Cem Özdemir will Amt des Äusländerbeauftragten
Der türkischstämmige grüne Bundestagsabgeordnete als
Vermittler zwischen Deutschen und Türken
BM/kiw Bonn - Zähigkeit zahlt sich aus. Cem Özdemir, grüner
Bundestagsabgeordneter türkischer Abstammung, weiß das. Schließlich
hatten es seine Eltern, die sich als Gastarbeiter in Deutschland kennenlernten,
nicht immer leicht. Und auch der 32jährige Özdemir mußte
erst über den zweiten Bildungsweg sein Abitur nachholen, um dann Sozialpädagogik
zu studieren - gegen den Widerstand seiner Eltern.
Nun wird Özdemir wieder für sein
Durchhaltevermögen belohnt. Der schwäbelnde «Spätzletürke»,
wie ihn die «Zeit» einmal nannte, hat gute Chancen, nächster
Ausländerbeauftragter der Bundesregierung zu werden. Sein Interesse
am Amt hat er gestern in der «Heilbronner Stimme» bekundet.

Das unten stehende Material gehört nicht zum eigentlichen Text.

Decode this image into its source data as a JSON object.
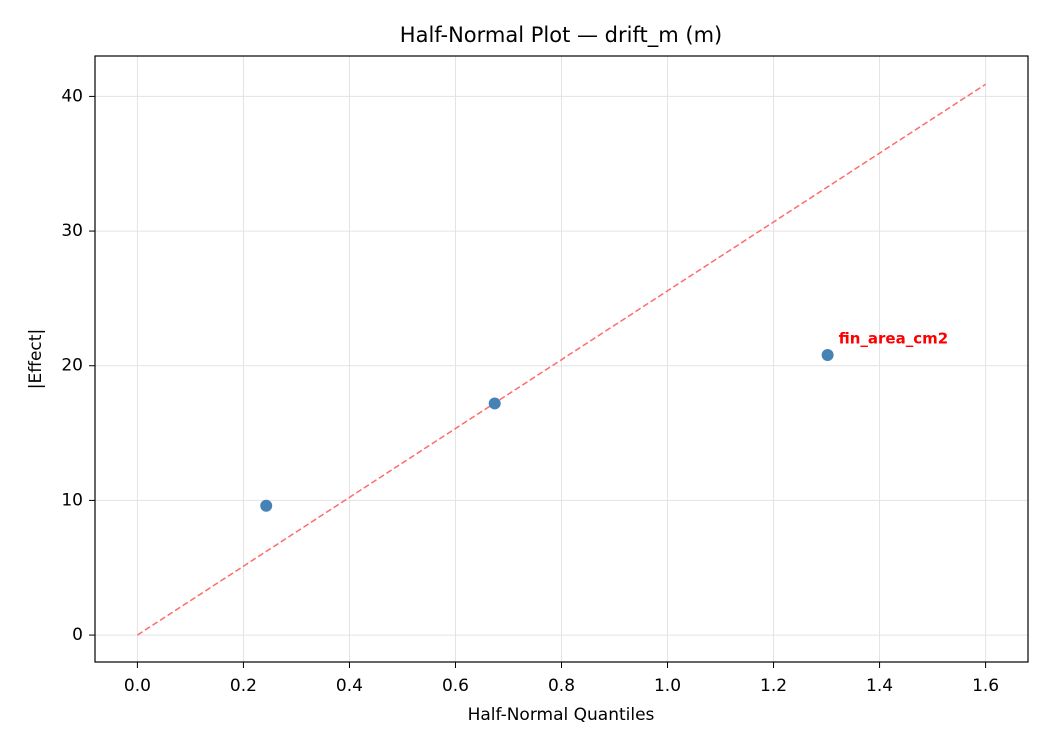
{
  "chart_data": {
    "type": "scatter",
    "title": "Half-Normal Plot — drift_m (m)",
    "x_label": "Half-Normal Quantiles",
    "y_label": "|Effect|",
    "x": [
      0.243,
      0.674,
      1.302
    ],
    "values": [
      9.6,
      17.2,
      20.8
    ],
    "color": "#4682b4",
    "reference_line": {
      "x": [
        0,
        1.6
      ],
      "values": [
        0,
        40.9
      ],
      "color": "#ff6b6b",
      "style": "dashed"
    },
    "annotations": [
      {
        "text": "fin_area_cm2",
        "x": 1.302,
        "y": 20.8,
        "color": "#ff0000"
      }
    ],
    "xlim": [
      -0.08,
      1.68
    ],
    "ylim": [
      -2,
      43
    ],
    "xticks": [
      {
        "value": 0,
        "label": "0.0"
      },
      0.2,
      0.4,
      0.6,
      0.8,
      {
        "value": 1,
        "label": "1.0"
      },
      1.2,
      1.4,
      1.6
    ],
    "yticks": [
      0,
      10,
      20,
      30,
      40
    ],
    "grid": true
  }
}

Er wolle sich zwar nicht aufdrängen, sagte er. Doch sei er sicher,
mit seiner Biographie einiges bewegen zu können. Deutsche und Nicht-Deutsche
müßten sich aufeinander zubewegen. Bereits die letzte Bundesregierung
betraute den kleineren Koalitionspartner mit dieser Aufgabe, in Person
von Cornelia Schmalz-Jacobsen (FDP).
Ein erstes Ziel auf dem Gebiet der Ausländerpolitik hat Özdemir
bereits sicher erreicht. Nach ihrem Wahlsieg hat die SPD dem künftigen
Koalitionspartner zugesagt, die Einbürgerung für in Deutschland
geborene Kinder von Ausländern zu erleichtern. Für die Liberalisierung
des Staatsbürgerschaftsrechts engagiert sich Özdemir seit 1994,
als er über die baden-württembergische Landesliste in den Bundestag
einzog. Bei der Arbeit im Innenausschuß hatte er sich dann parteiübergreifend
Respekt verschafft. In Bonn überzeugte er junge CDU-Abgeordnete und
Liberale davon, daß die Hürden bei der Einbürgerung abgebaut
werden sollten. «Nicht-deutsche Kinder, die hier geboren werden,
müssen mit dem Gefühl aufwachsen, daß hier ihre Heimat
ist», sagte Özdemir. Nur über die Integration könnte
religiöser Fundamentalismus unterbunden werden.
So populär Özdemir in Deutschland ist, so umstritten ist
er in der Türkei. Zwar lobte man ihn dort als «Vorzeige-Türken»
und weil er sich für eine stärkere Anbindung der Türkei
an die EU ausgesprochen hatte. Aber er erntete auch viele negative Schlagzeilen,
weil er Ankara beispielsweise für die Unterdrückung der Kurden
kritisierte. Auch jetzt hat Özdemir wieder gefordert, daß die
EU innerhalb eines Zeitraumes von fünf bis zehn Jahren Beitrittsverhandlungen
mit der Türkei aufnimmt. Allerdings müßte Ankara dafür
auch bedeutende Fortschritte bei der Demokratisierung machen, sagte er.